Versus will air a standard definition feed of this year’s race, as its dedicated HD network is not set to roll out until December.

Each tour’s route forges a different path from the year before, so SFP had to find new reception points to complement all 3,500 km of this year’s course.

“All the stages are different,” Geoffroy says. “We have to find telescale points for reception and we spent six months organizing that because it’s a new route. For our production it’s the same challenge as last year, but we have to complete an entirely new survey for each new route.”

Links vehicles are staged at intermediate points along the course route to receive the RF feeds, relay and send the signal by satellite or digital microwave to France Télévisions’ OB truck at the finish line of each stage.

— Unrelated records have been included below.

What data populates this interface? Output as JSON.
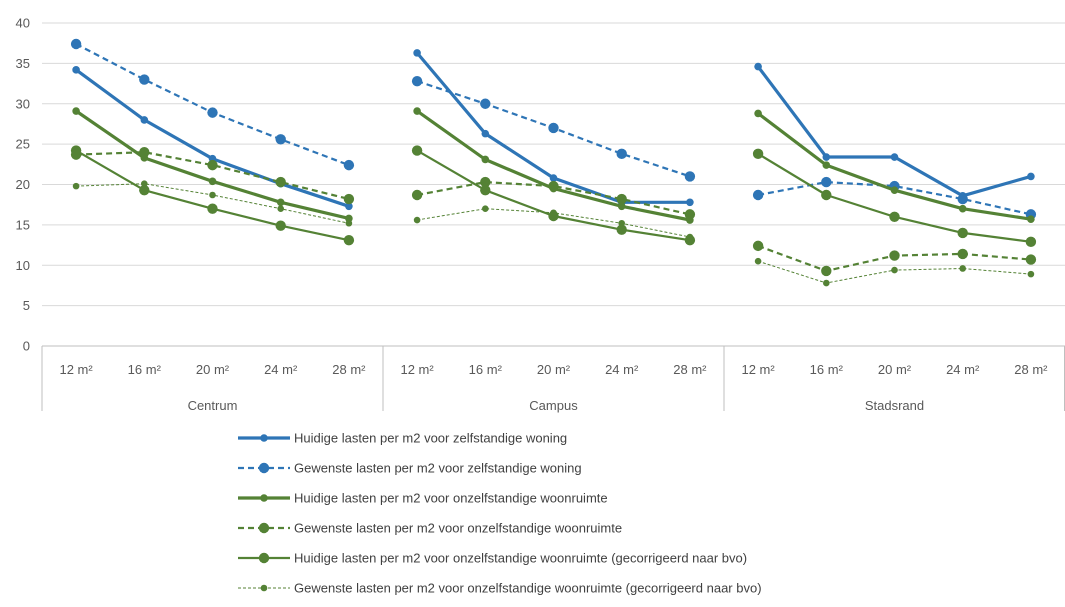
{
  "chart_data": {
    "type": "line",
    "ylim": [
      0,
      40
    ],
    "yticks": [
      0,
      5,
      10,
      15,
      20,
      25,
      30,
      35,
      40
    ],
    "grid": "horizontal",
    "groups": [
      "Centrum",
      "Campus",
      "Stadsrand"
    ],
    "categories": [
      "12 m²",
      "16 m²",
      "20 m²",
      "24 m²",
      "28 m²"
    ],
    "legend_position": "bottom",
    "colors": {
      "blue": "#2e75b6",
      "green": "#548235",
      "grid": "#d9d9d9",
      "axis": "#bfbfbf",
      "text": "#595959"
    },
    "series": [
      {
        "name": "Huidige lasten per m2 voor zelfstandige woning",
        "color": "#2e75b6",
        "dash": "solid",
        "weight": "thick",
        "marker": "small",
        "values": [
          [
            34.2,
            28.0,
            23.2,
            20.1,
            17.3
          ],
          [
            36.3,
            26.3,
            20.8,
            17.8,
            17.8
          ],
          [
            34.6,
            23.4,
            23.4,
            18.6,
            21.0
          ]
        ]
      },
      {
        "name": "Gewenste lasten per m2 voor zelfstandige woning",
        "color": "#2e75b6",
        "dash": "dashed",
        "weight": "medium",
        "marker": "large",
        "values": [
          [
            37.4,
            33.0,
            28.9,
            25.6,
            22.4
          ],
          [
            32.8,
            30.0,
            27.0,
            23.8,
            21.0
          ],
          [
            18.7,
            20.3,
            19.8,
            18.2,
            16.3
          ]
        ]
      },
      {
        "name": "Huidige lasten per m2 voor onzelfstandige woonruimte",
        "color": "#548235",
        "dash": "solid",
        "weight": "thick",
        "marker": "small",
        "values": [
          [
            29.1,
            23.3,
            20.4,
            17.8,
            15.8
          ],
          [
            29.1,
            23.1,
            19.5,
            17.3,
            15.6
          ],
          [
            28.8,
            22.4,
            19.3,
            17.0,
            15.7
          ]
        ]
      },
      {
        "name": "Gewenste lasten per m2 voor onzelfstandige woonruimte",
        "color": "#548235",
        "dash": "dashed",
        "weight": "medium",
        "marker": "large",
        "values": [
          [
            23.7,
            24.0,
            22.4,
            20.3,
            18.2
          ],
          [
            18.7,
            20.3,
            19.8,
            18.2,
            16.3
          ],
          [
            12.4,
            9.3,
            11.2,
            11.4,
            10.7
          ]
        ]
      },
      {
        "name": "Huidige lasten per m2 voor onzelfstandige woonruimte (gecorrigeerd naar bvo)",
        "color": "#548235",
        "dash": "solid",
        "weight": "medium",
        "marker": "large",
        "values": [
          [
            24.2,
            19.3,
            17.0,
            14.9,
            13.1
          ],
          [
            24.2,
            19.3,
            16.1,
            14.4,
            13.1
          ],
          [
            23.8,
            18.7,
            16.0,
            14.0,
            12.9
          ]
        ]
      },
      {
        "name": "Gewenste lasten per m2 voor onzelfstandige woonruimte (gecorrigeerd naar bvo)",
        "color": "#548235",
        "dash": "dotted",
        "weight": "thin",
        "marker": "small",
        "values": [
          [
            19.8,
            20.1,
            18.7,
            17.0,
            15.2
          ],
          [
            15.6,
            17.0,
            16.5,
            15.2,
            13.5
          ],
          [
            10.5,
            7.8,
            9.4,
            9.6,
            8.9
          ]
        ]
      }
    ]
  }
}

“We, ourselves, have one truck for the HD production, but it’s only a small truck,” Geoffroy explains. “If the big truck has a problem, we can provide the picture because we have all the RF pictures transmitted to us, so it’s easy for us to build a picture.”

The HFR 41 truck is the same receiving truck that SFP uses throughout the year to receive, route and organize the RF sources for all of the events the company covers.

For its part, Versus’ on-site production staff of 64 people relies on two 40-foot trucks for the show, both supplied by Woods Communications, a European-based facilities provider.

“One truck is a complete control room with EVS, full-on switching audio capability,” Ehrlich explains. “Adjacent to that is another 40-foot semi that houses two Avids and telescopes up a story where our studio exists. It can go over and above the compound, so depending on parking, if we’re in the Alps, hopefully we’ll have a view of the Alps.”

The dual expando mobile unit, stage and tender trucks come equipped with 5 Triax Sony BVP 500 cameras, all shooting in PAL; 9 Sony DVW500 and A500 VTRs; 3 Avid Adrenalines; a Thomson Xten DD switcher and a Clarity graphics machine, which relies on a technology supplier from New Zealand to convert the graphics from the host feed into Versus’ look.

Although Versus has no plans for extended multi-platform viewing of the 2008 race, expect to see some changes for the 2009 edition.

“At this point, this year, everything will remain the same,” Ehrlich says. “We’ve announced our five year renewal with the Tour, so come next year I think you’ll see a broader-based multi-platform capability.”